The Oswegonian

The Independent Student Newspaper of Oswego State

DATE

Dec. 22, 2024

In the Office Opinion

Pink ribbons become more than symbolic

I woke up that Black Friday ready to go shopping. That morning I had no clue that I was going to discover something that could take my life down a road I certainly was not ready to be on. It felt like it had sprung up out of nowhere and I was terrified of what was to come.

How would I deal with it?

I had no clue.

This year, it is estimated that there will be 246,660 new cases of invasive cancer in the U.S., according to Susan G. Komen’s website. This year there will also be almost 40,500 deaths from breast cancer.

When I found the lump in my breast that morning, I had no idea just how much breast cancer affected people or how it would come to affect me. All I knew was that at age 19, I was in no way ready to deal with something so intense. I cried a lot that morning.

Almost a year later, my life has changed in many ways and stayed the same in others. After many doctors visits at a breast care center and a biopsy, a procedure in which they take a sample of the tumor to check if it was cancerous, I was relieved to find out that it was not. It was then that I learned I have fibroadenoma disease.

Fibroadenomas are a solid, benign, meaning not cancerous, tumor commonly found in women ages 15 to 35. I would come eventually find out while writing a story for class that this disease runs in my family. I had not been ready for any of this and I was not ready for the next step I was going to take either.

In a rash decision I decided to have the lump removed, my first surgery ever.

The following January, I sat in a cold room with an IV drip in me under several blankets, waiting for my procedure. I woke up a couple hours later with a radiating pain I had never felt before, but with reprieve in the back of my mind that the tumor was removed.

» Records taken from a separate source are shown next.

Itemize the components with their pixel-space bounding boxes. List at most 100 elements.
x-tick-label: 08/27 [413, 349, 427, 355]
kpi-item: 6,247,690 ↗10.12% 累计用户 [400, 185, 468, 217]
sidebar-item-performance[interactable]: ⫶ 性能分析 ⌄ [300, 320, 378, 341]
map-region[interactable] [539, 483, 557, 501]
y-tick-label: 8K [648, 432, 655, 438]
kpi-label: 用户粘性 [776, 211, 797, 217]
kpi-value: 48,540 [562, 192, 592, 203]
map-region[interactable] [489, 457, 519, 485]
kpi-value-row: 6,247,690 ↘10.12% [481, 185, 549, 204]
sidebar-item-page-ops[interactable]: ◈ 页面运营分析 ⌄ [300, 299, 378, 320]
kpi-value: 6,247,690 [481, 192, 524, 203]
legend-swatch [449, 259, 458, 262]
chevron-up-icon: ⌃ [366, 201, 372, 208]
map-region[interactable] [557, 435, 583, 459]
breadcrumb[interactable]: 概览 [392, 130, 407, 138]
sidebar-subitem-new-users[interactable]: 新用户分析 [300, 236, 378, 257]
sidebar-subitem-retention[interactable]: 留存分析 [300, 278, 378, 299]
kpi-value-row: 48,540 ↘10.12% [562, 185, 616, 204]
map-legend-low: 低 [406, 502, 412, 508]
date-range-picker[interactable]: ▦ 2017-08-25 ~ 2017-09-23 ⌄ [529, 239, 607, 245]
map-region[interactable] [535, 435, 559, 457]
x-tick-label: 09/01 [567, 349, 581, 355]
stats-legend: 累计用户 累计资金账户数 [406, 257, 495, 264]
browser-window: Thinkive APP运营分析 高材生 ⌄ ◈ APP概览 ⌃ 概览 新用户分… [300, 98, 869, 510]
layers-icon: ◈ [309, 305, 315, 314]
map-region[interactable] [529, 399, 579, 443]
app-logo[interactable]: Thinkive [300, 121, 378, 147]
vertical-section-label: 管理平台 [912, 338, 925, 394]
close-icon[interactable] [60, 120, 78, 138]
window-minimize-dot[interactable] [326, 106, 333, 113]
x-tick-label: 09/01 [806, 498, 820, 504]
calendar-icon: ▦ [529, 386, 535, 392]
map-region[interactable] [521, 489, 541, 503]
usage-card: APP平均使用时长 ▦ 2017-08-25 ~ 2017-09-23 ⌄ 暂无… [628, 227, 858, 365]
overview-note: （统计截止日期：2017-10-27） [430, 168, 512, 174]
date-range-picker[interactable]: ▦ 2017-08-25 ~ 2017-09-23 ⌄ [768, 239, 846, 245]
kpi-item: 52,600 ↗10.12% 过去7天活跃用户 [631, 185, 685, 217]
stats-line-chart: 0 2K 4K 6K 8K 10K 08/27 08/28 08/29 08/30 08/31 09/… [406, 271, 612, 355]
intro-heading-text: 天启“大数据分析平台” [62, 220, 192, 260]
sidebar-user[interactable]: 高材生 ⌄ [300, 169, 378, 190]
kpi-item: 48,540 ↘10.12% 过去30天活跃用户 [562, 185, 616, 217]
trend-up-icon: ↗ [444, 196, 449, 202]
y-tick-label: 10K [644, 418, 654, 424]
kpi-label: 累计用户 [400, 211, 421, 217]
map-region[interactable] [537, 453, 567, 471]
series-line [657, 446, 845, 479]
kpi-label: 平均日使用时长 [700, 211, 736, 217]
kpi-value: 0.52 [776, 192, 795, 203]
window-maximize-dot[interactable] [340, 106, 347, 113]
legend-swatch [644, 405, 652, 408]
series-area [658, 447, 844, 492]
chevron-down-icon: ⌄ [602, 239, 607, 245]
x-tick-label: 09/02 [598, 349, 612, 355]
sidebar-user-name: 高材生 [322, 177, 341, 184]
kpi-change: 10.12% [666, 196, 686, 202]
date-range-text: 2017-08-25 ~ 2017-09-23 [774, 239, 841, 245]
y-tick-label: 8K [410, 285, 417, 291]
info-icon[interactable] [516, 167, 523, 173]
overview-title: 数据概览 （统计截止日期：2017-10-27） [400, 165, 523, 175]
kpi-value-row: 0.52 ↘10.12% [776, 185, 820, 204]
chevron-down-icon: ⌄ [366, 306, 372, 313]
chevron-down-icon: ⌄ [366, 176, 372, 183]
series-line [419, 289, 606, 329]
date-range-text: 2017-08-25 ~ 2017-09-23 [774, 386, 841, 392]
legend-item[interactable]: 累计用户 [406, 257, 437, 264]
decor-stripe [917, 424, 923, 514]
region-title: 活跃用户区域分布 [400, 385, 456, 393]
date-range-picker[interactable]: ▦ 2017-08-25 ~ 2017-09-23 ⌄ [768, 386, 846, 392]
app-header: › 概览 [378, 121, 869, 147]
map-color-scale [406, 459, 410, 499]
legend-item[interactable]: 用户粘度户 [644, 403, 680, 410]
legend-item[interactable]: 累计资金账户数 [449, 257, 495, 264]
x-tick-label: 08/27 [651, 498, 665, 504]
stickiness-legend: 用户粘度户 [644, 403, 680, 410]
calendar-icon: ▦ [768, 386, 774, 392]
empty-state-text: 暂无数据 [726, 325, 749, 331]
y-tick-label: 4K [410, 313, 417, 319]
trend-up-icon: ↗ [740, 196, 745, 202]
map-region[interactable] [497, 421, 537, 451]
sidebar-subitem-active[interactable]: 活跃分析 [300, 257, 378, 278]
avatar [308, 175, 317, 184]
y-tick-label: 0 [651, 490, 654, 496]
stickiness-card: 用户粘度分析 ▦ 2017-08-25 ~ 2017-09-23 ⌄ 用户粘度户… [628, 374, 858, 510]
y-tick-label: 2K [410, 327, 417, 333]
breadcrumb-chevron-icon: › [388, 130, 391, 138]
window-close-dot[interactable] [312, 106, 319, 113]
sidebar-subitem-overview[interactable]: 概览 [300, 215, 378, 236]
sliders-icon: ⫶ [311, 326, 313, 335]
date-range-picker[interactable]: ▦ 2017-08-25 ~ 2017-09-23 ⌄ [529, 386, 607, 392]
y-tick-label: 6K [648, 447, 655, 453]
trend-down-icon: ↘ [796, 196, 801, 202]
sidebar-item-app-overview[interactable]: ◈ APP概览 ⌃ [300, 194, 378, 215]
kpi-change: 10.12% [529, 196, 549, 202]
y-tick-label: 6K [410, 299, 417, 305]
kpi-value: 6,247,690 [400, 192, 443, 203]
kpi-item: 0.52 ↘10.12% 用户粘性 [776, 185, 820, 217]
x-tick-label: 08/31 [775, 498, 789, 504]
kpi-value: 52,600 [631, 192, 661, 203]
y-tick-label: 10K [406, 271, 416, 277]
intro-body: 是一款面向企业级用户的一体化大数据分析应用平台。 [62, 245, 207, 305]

From this terrifying, transformative stage in my life I have come to realize many things about myself and a whole lot about breast cancer and benign breast diseases. What I found did not necessarily shock me, but it gave me a reason to be outspoken about breast cancer.

Both men and women are at risk for breast cancer. Fewer than five percent of breast cancer cases occur in women under the age of 40. The most shocking fact I read on Komen’s website was that breast cancer is the leading cause of cancer death among women ages 20 to 59. All this research and knowledge is what has led me to passionately support breast cancer awareness this month.

I had experienced something I wish for no other woman to experience: the fear of having breast cancer. Fear of having my body fight me. Fear of possibly losing something that physically defined me as a woman.

From this came my own fight to let friends, family and even strangers know that we should all be aware. We should all be checking and getting mammograms even before the age of 50.

Know your family history. Know your body and above all else, do not be afraid because there are millions of us who wear that pink ribbon to show we are here for you.